En casa, es decir, en el club, tenemos desde hace un montón de años una tradición gastronómica a nuestra bola. La racletá, nombre que me acabo de inventar pero que pasará a la historia porque lo digo yo (que para eso soy el presidente) y porque además explica perfectamente de qué va la cosa. Se nos ocurrió hace una jartá de años (sin duda más de diez, pero pongo la X por aquello de la incógnita), cuando nuestro amigo Rodri nos invitió una noche de reyes a su casa y descubrimos, albricias, voto a Bríos, cachinlosmengues, qué demonios era aquello tan finolis y tan entretenido y traído de las Francias o las Bélgicas: una raclette. Mismamente: poner una cazuelita por comensal con distintos tipos de queso fundible, y en la plancha superior (fíjense ustedes en la foto) pan en rebanás hasta que se tuesten. Acompáñese de cervecita fresca o vino de aguja y pueden estar ustedes dándose un atracón de queso y pan mientras siguen la charla, y sin necesidad de que se les pierda el pan dentro de la marmita y el sádico del grupo diga aquello de "Los azotes, los azotes".

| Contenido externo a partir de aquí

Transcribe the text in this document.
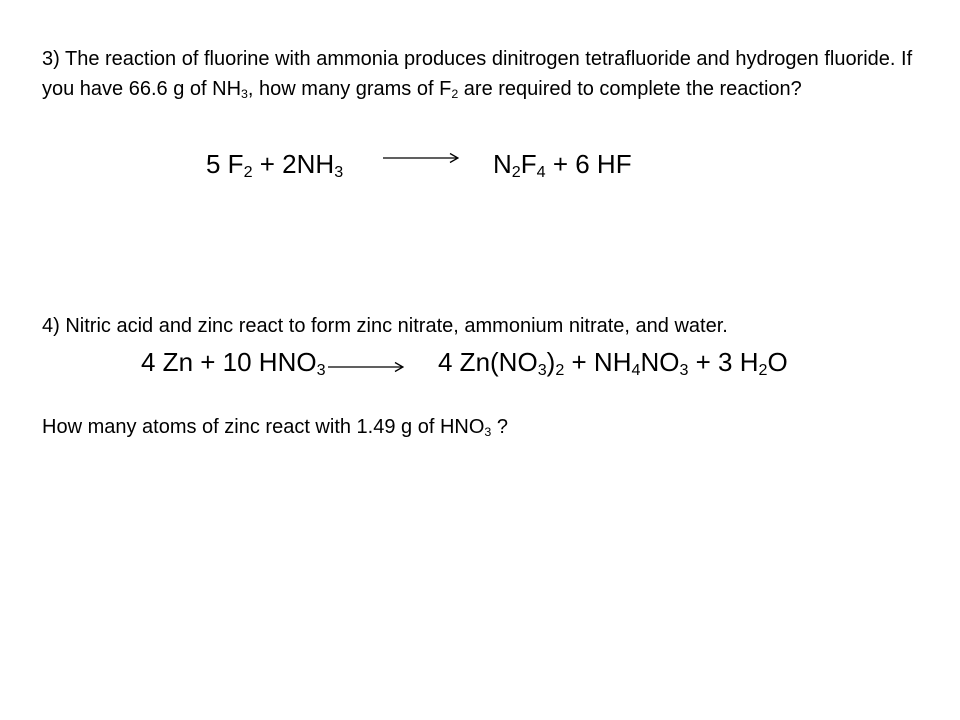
3) The reaction of fluorine with ammonia produces dinitrogen tetrafluoride and hydrogen fluoride. If you have 66.6 g of $NH_3$, how many grams of $F_2$ are required to complete the reaction?
5 $F_2 + 2NH_3$	$N_2F_4 + 6$ HF
4) Nitric acid and zinc react to form zinc nitrate, ammonium nitrate, and water.
4 Zn + 10 $HNO_3$	4 $Zn(NO_3)_2 + NH_4NO_3 + 3$ $H_2O$
How many atoms of zinc react with 1.49 g of $HNO_3$ ?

En cuantito vimos una, la compramos para tenerla en casa. Como nuestro amigo Miguel también compró otra, pronto nos encontramos con dos (porque Miguel se la olvida en mi cocina de un año para otro), cosa que nos viene bien, porque nuestra raclette admite seis comensales y la suya creo que ocho, y a veces nos hemos reunido en casa unas doce o catorce personas. A ver la final, decimos, aunque nadie ve nada, entretenidos en la conversación, el queso, que no se queme el pan, y en evitar que se caliente la cerveza. Es divertido. El club tiene tres momentos inefables: la cena de navidad que hacemos antes de navidad (en otra época mi mujer se tiraba ocho horas preparando un pavo al estilo inglés, para tomarlo con mermelada de grosella y esas cosas, pero de un tiempo a esta parte hemos sustituido el ave por marisco, que no necesita trabajo previo); esta racletá carnavalesca, y la despedida de curso (porque el club no se reúne en verano, al menos no en casa).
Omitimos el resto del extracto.